Ketika itu optimisme pasukan Islam bangkit dan akhirnya mampu
memporak-porandakan pasukan Romawi.
Manusia, ketika dihadapkan pada hal-hal sulit atau menemukan sebuah
tantangan besar, maka ada dua pilihan yang harus dia ambil salah: maju
menabrak dan menjawab tantangan tersebut atau mundur tanpa melakukan
apa-apa. Jika dia memilih maju, maka ada dua kemungkinan yang bisa
diraih, berhasil atau gagal. Tapi, jika dia memilih diam tanpa ada usaha
dan tindakan nyata, maka kemungkinannya hanya satu, yaitu gagal. Dari
ini, maka diperlukan pemupukan sikap optimis dalam menghadapi setiap
tantangan dan membuang jauh-jauh sikap pesimis.

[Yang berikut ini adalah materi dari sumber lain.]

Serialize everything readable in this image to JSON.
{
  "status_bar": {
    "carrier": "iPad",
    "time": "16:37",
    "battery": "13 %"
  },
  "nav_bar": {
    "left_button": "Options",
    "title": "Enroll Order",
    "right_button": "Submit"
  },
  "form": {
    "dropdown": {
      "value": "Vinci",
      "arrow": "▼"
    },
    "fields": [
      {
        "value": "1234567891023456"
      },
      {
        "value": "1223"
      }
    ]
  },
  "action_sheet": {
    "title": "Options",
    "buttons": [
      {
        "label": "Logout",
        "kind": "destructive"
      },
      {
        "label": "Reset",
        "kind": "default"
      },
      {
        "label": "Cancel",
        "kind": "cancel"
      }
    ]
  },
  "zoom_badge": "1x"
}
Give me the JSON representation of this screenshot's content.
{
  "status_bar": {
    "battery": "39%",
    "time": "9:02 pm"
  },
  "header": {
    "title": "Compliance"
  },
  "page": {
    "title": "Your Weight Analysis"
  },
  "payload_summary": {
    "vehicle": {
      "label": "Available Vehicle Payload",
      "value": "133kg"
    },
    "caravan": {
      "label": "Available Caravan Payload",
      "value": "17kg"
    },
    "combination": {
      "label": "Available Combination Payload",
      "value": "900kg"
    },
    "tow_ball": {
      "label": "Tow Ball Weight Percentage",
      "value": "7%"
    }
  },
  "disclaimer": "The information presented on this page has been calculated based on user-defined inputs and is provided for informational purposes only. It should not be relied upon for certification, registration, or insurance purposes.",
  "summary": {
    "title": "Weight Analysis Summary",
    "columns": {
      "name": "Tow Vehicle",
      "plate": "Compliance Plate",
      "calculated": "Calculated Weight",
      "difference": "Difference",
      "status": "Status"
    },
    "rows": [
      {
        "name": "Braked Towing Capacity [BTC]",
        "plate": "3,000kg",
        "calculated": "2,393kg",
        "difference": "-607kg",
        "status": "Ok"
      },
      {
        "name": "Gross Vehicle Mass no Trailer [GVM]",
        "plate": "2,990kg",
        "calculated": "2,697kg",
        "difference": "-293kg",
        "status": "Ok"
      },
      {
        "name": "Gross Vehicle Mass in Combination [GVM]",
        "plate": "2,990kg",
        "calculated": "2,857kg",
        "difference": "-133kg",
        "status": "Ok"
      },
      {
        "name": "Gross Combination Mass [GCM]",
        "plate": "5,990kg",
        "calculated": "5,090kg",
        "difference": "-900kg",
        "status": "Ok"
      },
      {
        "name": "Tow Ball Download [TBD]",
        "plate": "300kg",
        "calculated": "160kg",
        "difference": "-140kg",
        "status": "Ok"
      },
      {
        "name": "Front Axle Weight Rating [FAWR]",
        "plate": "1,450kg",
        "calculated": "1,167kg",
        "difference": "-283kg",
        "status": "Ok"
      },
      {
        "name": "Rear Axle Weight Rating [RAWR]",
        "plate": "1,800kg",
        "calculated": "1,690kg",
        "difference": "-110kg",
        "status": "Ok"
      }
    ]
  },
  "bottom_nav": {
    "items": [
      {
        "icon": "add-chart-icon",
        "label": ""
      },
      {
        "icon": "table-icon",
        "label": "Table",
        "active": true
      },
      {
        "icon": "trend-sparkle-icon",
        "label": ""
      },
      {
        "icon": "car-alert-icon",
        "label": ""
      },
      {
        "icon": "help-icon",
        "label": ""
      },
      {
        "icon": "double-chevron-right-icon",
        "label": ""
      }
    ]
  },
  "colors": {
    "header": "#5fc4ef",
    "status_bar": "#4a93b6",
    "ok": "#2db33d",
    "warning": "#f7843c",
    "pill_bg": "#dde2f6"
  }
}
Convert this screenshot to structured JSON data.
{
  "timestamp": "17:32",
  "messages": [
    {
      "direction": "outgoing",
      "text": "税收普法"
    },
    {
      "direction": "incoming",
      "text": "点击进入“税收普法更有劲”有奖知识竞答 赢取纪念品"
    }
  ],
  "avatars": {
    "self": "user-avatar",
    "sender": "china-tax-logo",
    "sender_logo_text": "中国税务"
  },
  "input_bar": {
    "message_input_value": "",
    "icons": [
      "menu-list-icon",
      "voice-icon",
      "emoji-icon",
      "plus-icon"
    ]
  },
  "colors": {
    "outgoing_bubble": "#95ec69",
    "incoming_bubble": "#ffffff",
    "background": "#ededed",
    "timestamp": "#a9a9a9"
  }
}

Optimis merupakan keyakinan diri dan merupakan salah satu sifat yang
sangat ditekankan dalam Islam. Dengan sifat optimis seseorang akan
bersemangat dalam menjalani hidup ini untuk menjadi lebih baik. Allah
melarang dan tidak menyukai orang yang bersikap lemah dan pesimistis
baik dalam bertindak, berusaha, maupun berpikir.
Dalam al-Qur’an Allah
berfirman (artinya):
"Janganlah kalian bersikap lemah, dan janganlah (pula) bersedih hati, padahal kalianlah orang yang paling tinggi (derajatnya) jika kalian beriman.” (QS Ali Imran [3]: 139)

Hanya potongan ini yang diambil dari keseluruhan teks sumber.